The advantages of lidar include generally a potentially better range than alternatives and it will work well at night and is not affected by lightning.

“It is more robust,” said Olivier Garcia, Chief Technical Officer at Dibotics. “It is not easily affected by environmental conditions like lightning. It is very precise and accurate. The main problem is it depends on how reflective the object is. Darker objects do not have good reflectability. They are also not very good at seeing the ground more than 30m away.”

He said they were also not fast enough at around 20 frames per second and they needed a better angular resolution.

The reflectability can be improved by changing the wavelength. Laser diodes on the market are set at wavelengths that are not the best, so some companies are looking at making their own diodes at more suitable wavelengths.

“All this is evolving very fast,” said Garcia. “All the problems will be resolved very soon. I am confident about this. For example, we have a simple algorithm that can improve things.”

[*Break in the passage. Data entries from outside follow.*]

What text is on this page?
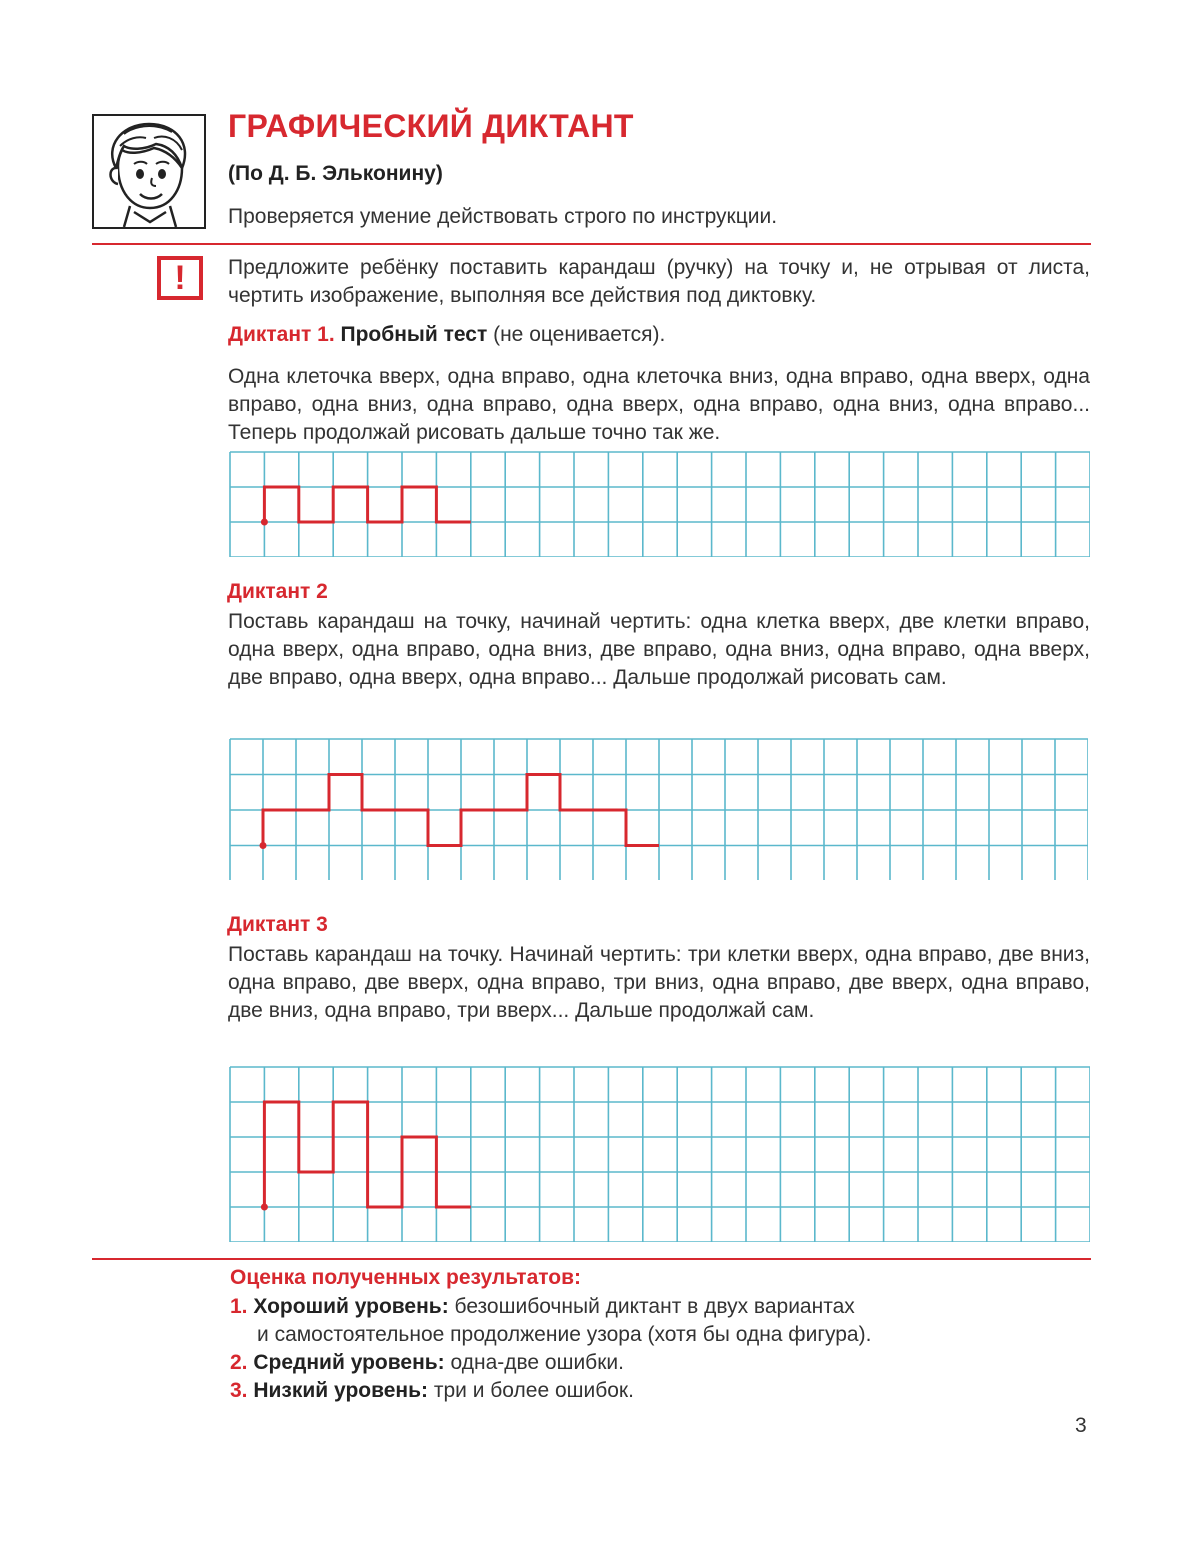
ГРАФИЧЕСКИЙ ДИКТАНТ
(По Д. Б. Эльконину)
Проверяется умение действовать строго по инструкции.
! Предложите ребёнку поставить карандаш (ручку) на точку и, не отрывая от листа, чертить изображение, выполняя все действия под диктовку.
Диктант 1. Пробный тест (не оценивается).
Одна клеточка вверх, одна вправо, одна клеточка вниз, одна вправо, одна вверх, одна вправо, одна вниз, одна вправо, одна вверх, одна вправо, одна вниз, одна вправо... Теперь продолжай рисовать дальше точно так же.
Диктант 2
Поставь карандаш на точку, начинай чертить: одна клетка вверх, две клетки вправо, одна вверх, одна вправо, одна вниз, две вправо, одна вниз, одна вправо, одна вверх, две вправо, одна вверх, одна вправо... Дальше продолжай рисовать сам.
Диктант 3
Поставь карандаш на точку. Начинай чертить: три клетки вверх, одна вправо, две вниз, одна вправо, две вверх, одна вправо, три вниз, одна вправо, две вверх, одна вправо, две вниз, одна вправо, три вверх... Дальше продолжай сам.
Оценка полученных результатов:
1. Хороший уровень: безошибочный диктант в двух вариантах
и самостоятельное продолжение узора (хотя бы одна фигура).
2. Средний уровень: одна-две ошибки.
3. Низкий уровень: три и более ошибок.
3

Despite the problems with lidar, Rudy Burger, Managing Partner at Woodside Capital Partners, said he expected to see the lidar segment grow significantly over the next year or so.

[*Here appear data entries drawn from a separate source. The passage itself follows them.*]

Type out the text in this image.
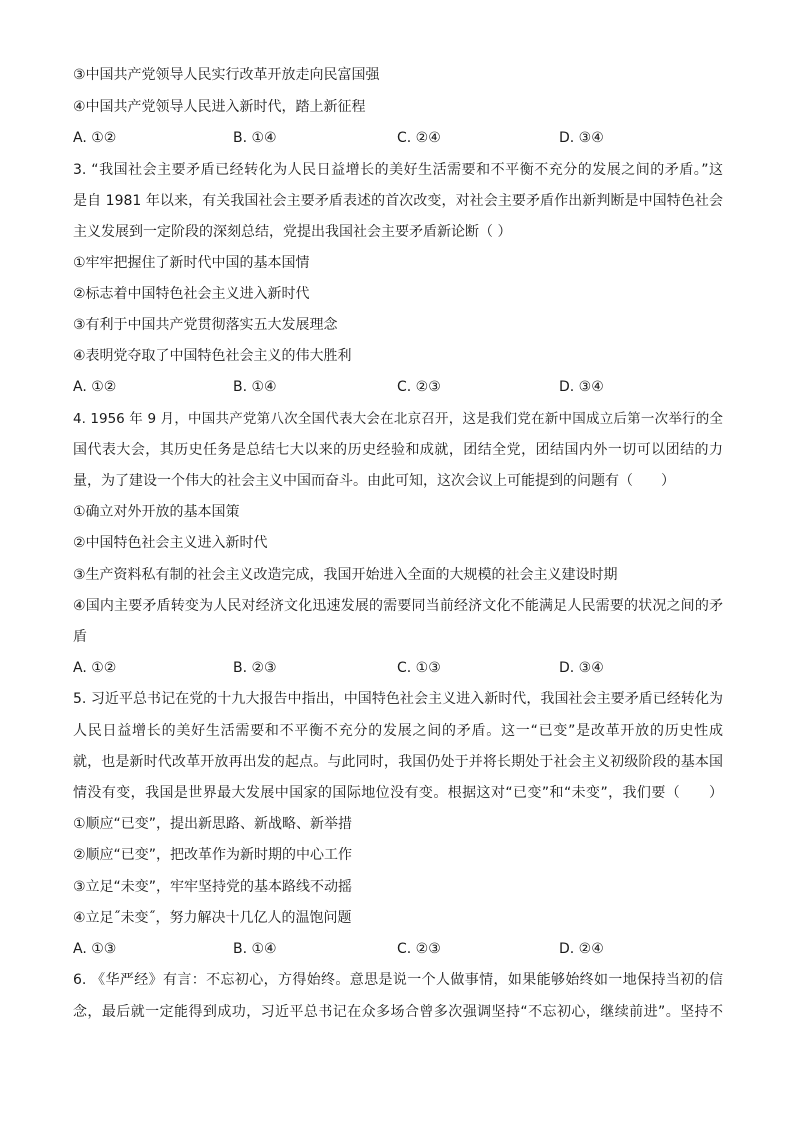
③中国共产党领导人民实行改革开放走向民富国强
④中国共产党领导人民进入新时代，踏上新征程
A. ①②	B. ①④	C. ②④	D. ③④
3. “我国社会主要矛盾已经转化为人民日益增长的美好生活需要和不平衡不充分的发展之间的矛盾。”这
是自 1981 年以来，有关我国社会主要矛盾表述的首次改变，对社会主要矛盾作出新判断是中国特色社会
主义发展到一定阶段的深刻总结，党提出我国社会主要矛盾新论断（ ）
①牢牢把握住了新时代中国的基本国情
②标志着中国特色社会主义进入新时代
③有利于中国共产党贯彻落实五大发展理念
④表明党夺取了中国特色社会主义的伟大胜利
A. ①②	B. ①④	C. ②③	D. ③④
4. 1956 年 9 月，中国共产党第八次全国代表大会在北京召开，这是我们党在新中国成立后第一次举行的全
国代表大会，其历史任务是总结七大以来的历史经验和成就，团结全党，团结国内外一切可以团结的力
量，为了建设一个伟大的社会主义中国而奋斗。由此可知，这次会议上可能提到的问题有（　　）
①确立对外开放的基本国策
②中国特色社会主义进入新时代
③生产资料私有制的社会主义改造完成，我国开始进入全面的大规模的社会主义建设时期
④国内主要矛盾转变为人民对经济文化迅速发展的需要同当前经济文化不能满足人民需要的状况之间的矛
盾
A. ①②	B. ②③	C. ①③	D. ③④
5. 习近平总书记在党的十九大报告中指出，中国特色社会主义进入新时代，我国社会主要矛盾已经转化为
人民日益增长的美好生活需要和不平衡不充分的发展之间的矛盾。这一“已变”是改革开放的历史性成
就，也是新时代改革开放再出发的起点。与此同时，我国仍处于并将长期处于社会主义初级阶段的基本国
情没有变，我国是世界最大发展中国家的国际地位没有变。根据这对“已变”和“未变”，我们要（　　）
①顺应“已变”，提出新思路、新战略、新举措
②顺应“已变”，把改革作为新时期的中心工作
③立足“未变”，牢牢坚持党的基本路线不动摇
④立足˝未变˝，努力解决十几亿人的温饱问题
A. ①③	B. ①④	C. ②③	D. ②④
6. 《华严经》有言：不忘初心，方得始终。意思是说一个人做事情，如果能够始终如一地保持当初的信
念，最后就一定能得到成功，习近平总书记在众多场合曾多次强调坚持“不忘初心，继续前进”。坚持不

“We are seeing venture capitalists getting more interested in investing,” he said. “About 37 lidar companies have been funded to date and that is still growing.”

However, he said the main competition for lidar companies would come from vision systems. “These will evolve over the next few years to provide a very significant threat to lidar systems,” he said.

One answer to the technical problems with lidar might be to take a lesson from human vision, said Cohen. Humans have high resolution in the direction they are looking, lower resolution either side of this and on the edges of vision they can only really detect motion. To get full information about their surroundings, they turn their heads.

“You can do that with existing lidar,” he said. “You need controllable sensors, or point-and-shoot lidar. This can give high resolution at certain points in the image. This means I can use low cost lidar and generate a 3D model.”

Taking responsibility
Another tricky question when it comes to sensor fusion is who takes responsibility. There is a supply chain from the component makers, through the tier two and tier one suppliers to the car makers themselves.

If there is a serious accident caused by an autonomous vehicle, lawyers may initially want to blame the car maker but the car maker will in turn look for where the failure happened and pass the blame along.

“The lawyer will say to the car maker, ‘In that case show how the vehicle interacts with the tier-one’s black box’, and the OEM might not be able to do that,” said Patrick Denny, Senior Expert at Valeo. “They will have to show what went wrong, whether it is the camera, the lidar or the radar. These are not easy questions.”

Lee added: “We are moving from ADAS to autonomous driving and fusion can take place anywhere. But as we move towards autonomous driving I believe there will be a shift to the system-on-chip makers who will want to take control of everything.”

However, Martin Pfeifle, Head of ADAS Perception at Visteon, thinks this will be the job of the tier one suppliers. “It is a very project centred thing,” he said. “This is something a system vendor can do.”

Heimberger though put the responsibility at the door of the car maker. “I think the major responsibility is on the OEM,” he said. “It is not alone, but it has the major responsibility.”

However, Denny said this was something the industry needed to sort out before a court case. “If the lawyers take over, the danger is the technology will not even get to market,” he said. “This means the lives that can be saved will not get saved, the companies won’t make money - the lawyers will make money, that is the danger.”